Home Improvement Asked on April 11, 2021

We have a 3 unit house with hot water baseboard heat fired by an oil boiler. Apt 1 has her thermostat set at 70 but her room temperature is 82 so she set thermostat to 50 and the living room baseboard is hot, and not being controlled by thermostat. All other baseboards in the apartment are working normally as are all baseboards in apts 2 and 3. We changed her thermostat but baseboard is still heating too much. Any ideas on what to check??

2 Answers

Being a 3 unit house you would have to verify the hydronic piping and which zones are which, going to which baseboards, controlled by which thermostats. And then verify how the piping is zoned off, that all zone valves and check valves are functioning.

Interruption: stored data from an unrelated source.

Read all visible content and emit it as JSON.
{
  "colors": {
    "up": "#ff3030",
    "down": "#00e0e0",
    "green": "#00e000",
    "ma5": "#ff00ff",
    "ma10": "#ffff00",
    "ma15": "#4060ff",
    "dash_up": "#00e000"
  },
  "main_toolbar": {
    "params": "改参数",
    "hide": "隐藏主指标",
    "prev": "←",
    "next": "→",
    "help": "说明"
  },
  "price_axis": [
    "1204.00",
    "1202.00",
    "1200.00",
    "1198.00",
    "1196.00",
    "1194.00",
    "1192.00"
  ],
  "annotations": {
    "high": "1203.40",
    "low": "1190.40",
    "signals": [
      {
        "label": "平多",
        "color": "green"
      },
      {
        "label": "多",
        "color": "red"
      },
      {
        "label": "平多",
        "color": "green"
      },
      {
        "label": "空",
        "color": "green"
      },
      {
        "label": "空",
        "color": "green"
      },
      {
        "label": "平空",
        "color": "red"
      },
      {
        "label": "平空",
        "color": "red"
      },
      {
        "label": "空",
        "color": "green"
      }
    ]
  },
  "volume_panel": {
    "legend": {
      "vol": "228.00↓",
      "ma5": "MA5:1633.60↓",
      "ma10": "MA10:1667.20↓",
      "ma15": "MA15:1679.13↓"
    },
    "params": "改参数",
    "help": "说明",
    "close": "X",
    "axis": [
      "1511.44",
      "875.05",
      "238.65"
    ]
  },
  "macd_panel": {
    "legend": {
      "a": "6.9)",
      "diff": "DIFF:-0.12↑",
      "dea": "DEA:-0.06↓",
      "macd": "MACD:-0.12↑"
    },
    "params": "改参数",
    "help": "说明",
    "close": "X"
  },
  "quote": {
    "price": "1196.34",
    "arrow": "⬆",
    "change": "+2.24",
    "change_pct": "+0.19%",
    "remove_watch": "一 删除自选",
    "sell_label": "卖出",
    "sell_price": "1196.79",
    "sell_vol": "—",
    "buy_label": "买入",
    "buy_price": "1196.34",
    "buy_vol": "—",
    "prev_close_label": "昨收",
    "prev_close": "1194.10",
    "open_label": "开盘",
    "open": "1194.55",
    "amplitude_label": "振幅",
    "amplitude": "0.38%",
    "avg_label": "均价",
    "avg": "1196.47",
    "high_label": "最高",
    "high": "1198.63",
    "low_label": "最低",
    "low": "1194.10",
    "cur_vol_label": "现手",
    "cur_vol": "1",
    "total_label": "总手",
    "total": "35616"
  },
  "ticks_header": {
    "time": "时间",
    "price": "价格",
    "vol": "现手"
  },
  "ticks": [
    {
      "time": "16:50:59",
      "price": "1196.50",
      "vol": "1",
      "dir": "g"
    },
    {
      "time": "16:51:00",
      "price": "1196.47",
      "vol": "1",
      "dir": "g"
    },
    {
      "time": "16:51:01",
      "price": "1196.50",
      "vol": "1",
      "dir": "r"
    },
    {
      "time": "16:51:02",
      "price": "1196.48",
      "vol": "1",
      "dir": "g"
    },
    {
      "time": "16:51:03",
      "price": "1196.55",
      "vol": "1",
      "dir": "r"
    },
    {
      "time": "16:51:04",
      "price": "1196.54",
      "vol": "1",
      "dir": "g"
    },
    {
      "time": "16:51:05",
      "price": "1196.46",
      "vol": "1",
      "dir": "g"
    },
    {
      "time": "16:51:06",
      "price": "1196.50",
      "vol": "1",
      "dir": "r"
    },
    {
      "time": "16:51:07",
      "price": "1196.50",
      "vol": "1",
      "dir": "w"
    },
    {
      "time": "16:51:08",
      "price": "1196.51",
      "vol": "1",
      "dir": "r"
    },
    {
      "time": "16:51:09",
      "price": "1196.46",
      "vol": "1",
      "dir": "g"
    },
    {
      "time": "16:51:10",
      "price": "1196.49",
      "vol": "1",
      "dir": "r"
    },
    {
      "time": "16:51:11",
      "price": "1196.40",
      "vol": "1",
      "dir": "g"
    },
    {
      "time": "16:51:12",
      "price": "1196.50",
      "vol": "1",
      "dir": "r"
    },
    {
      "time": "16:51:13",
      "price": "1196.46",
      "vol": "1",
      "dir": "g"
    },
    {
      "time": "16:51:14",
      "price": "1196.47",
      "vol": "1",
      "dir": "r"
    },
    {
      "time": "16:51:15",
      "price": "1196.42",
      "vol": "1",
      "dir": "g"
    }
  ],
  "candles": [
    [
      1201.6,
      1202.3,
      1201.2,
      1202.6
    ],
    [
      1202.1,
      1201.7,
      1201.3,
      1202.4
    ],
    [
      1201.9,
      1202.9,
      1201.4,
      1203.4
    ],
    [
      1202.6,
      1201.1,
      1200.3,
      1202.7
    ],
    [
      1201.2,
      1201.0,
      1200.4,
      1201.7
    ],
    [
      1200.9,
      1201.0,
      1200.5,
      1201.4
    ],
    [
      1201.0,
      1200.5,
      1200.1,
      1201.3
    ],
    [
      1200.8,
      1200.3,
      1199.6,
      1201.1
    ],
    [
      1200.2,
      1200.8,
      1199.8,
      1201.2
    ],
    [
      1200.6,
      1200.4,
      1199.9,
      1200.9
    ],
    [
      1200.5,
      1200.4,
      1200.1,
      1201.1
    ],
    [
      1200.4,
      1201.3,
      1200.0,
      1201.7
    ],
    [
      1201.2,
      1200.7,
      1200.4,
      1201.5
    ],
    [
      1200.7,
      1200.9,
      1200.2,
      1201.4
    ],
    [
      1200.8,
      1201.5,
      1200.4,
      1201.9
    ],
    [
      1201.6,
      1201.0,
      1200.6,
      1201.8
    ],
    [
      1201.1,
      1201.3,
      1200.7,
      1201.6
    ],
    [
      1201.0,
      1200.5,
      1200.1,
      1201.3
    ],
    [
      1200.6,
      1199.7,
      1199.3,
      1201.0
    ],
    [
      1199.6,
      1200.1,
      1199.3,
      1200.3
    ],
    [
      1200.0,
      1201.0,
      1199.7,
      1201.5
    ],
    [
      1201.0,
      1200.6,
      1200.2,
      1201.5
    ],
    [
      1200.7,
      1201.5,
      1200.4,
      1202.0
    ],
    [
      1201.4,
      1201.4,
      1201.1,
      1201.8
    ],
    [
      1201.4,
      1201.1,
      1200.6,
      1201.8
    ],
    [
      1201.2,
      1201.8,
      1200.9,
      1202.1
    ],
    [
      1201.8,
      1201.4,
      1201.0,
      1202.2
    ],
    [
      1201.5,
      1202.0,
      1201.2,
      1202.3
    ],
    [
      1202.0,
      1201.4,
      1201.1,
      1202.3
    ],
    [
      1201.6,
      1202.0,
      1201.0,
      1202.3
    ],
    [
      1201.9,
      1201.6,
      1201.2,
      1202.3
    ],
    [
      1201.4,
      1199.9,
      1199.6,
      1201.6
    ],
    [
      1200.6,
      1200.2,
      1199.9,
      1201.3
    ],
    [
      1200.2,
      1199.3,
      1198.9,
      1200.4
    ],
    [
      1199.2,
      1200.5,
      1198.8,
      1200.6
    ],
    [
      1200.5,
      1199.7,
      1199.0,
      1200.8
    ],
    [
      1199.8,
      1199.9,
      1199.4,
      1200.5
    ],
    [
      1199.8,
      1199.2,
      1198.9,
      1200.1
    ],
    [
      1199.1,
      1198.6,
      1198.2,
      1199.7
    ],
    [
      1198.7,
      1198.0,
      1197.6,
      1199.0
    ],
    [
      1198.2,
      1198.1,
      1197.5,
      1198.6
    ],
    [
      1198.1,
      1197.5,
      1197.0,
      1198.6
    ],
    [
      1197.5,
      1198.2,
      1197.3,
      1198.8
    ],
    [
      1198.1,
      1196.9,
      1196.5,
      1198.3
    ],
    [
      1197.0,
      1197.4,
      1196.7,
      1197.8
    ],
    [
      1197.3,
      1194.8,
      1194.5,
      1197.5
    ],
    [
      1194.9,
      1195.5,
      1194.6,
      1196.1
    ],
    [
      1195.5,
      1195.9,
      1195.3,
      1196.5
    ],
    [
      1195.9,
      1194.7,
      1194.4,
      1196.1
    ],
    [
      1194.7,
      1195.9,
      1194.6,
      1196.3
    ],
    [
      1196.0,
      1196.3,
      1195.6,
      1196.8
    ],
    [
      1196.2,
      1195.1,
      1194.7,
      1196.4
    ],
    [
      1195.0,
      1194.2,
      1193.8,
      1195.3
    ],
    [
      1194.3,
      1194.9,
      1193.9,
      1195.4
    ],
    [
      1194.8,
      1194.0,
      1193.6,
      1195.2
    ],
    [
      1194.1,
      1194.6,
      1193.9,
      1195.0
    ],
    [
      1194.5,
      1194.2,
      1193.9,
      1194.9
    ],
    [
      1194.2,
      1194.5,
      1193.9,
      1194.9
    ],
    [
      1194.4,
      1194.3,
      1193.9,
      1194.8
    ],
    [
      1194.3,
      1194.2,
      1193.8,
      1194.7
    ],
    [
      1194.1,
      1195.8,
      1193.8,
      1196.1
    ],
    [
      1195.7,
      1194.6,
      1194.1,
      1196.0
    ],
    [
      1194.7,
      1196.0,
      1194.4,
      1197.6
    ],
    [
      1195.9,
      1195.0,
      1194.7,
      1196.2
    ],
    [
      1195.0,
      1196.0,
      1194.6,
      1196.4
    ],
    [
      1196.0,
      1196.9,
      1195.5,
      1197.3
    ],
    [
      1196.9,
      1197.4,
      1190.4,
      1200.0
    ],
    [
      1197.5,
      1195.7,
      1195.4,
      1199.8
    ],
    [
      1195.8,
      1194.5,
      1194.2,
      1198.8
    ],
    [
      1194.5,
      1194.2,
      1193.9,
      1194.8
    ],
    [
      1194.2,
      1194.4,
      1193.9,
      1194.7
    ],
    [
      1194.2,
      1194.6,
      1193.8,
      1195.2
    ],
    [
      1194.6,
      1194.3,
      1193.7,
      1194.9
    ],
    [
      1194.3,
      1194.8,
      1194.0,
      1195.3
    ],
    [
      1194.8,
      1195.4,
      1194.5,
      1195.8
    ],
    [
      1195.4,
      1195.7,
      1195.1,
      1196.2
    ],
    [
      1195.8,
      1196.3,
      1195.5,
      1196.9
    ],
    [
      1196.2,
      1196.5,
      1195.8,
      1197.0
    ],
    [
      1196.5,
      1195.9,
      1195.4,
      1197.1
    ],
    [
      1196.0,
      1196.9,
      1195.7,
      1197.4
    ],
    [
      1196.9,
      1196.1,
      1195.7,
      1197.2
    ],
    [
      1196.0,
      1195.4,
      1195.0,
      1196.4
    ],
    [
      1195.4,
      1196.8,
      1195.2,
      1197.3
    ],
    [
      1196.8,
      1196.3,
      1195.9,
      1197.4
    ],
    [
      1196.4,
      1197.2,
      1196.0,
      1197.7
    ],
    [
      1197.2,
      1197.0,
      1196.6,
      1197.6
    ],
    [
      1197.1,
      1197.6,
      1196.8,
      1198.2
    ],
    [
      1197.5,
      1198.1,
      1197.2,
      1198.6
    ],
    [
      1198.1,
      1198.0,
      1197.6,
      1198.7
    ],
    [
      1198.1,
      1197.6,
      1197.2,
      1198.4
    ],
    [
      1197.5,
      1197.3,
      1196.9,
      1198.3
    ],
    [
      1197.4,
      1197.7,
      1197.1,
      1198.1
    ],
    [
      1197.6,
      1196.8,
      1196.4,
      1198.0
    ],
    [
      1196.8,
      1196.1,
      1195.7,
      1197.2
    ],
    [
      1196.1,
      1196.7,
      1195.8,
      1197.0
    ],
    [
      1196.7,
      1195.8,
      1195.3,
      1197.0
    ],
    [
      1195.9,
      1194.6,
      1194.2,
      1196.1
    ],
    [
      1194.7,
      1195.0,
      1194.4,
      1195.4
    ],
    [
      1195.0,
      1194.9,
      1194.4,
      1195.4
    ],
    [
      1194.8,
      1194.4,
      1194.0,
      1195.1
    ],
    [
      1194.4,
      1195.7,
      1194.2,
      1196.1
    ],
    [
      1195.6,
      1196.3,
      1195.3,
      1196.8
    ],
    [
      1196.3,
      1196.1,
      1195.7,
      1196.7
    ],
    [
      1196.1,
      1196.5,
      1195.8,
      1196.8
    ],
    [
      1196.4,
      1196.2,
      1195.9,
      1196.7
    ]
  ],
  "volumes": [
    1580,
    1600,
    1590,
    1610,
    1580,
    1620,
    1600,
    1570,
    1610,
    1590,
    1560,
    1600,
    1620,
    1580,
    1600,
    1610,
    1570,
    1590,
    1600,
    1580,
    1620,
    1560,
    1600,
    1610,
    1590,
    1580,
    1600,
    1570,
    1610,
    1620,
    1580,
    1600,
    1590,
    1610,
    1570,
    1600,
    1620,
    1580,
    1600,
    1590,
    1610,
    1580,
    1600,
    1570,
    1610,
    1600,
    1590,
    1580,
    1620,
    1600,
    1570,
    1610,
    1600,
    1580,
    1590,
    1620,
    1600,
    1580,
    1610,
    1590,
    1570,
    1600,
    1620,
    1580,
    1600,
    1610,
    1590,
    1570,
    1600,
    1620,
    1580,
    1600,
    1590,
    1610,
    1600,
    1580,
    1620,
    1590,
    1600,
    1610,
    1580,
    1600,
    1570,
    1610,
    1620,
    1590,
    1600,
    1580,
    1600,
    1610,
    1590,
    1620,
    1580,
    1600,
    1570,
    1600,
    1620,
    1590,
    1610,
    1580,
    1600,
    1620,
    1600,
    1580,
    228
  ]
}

From the sound of it it could be ghost flow.

you would get a good answer asking this on The Wall at heatinghelp.com. They will know all the correct terminology and tell u what specifically to look for.

Answered by ron on April 11, 2021

Most likely the baseboard in question is circulating by thermo-syphon with the circulator pump not running. Hot fluid rises from the boiler and cold fluid falls from the baseboard unit resulting in circulation without a call for heat - common in the one closest above the boiler or with the least complex piping path.

Adding a check valve or even a "trap" to the piping loop can stop that - something to ensure that the pump needs to run for fluid to flow in the loop.

If you have a system with zone valves and one pump rather than a pump per loop it might be a zone valve failure.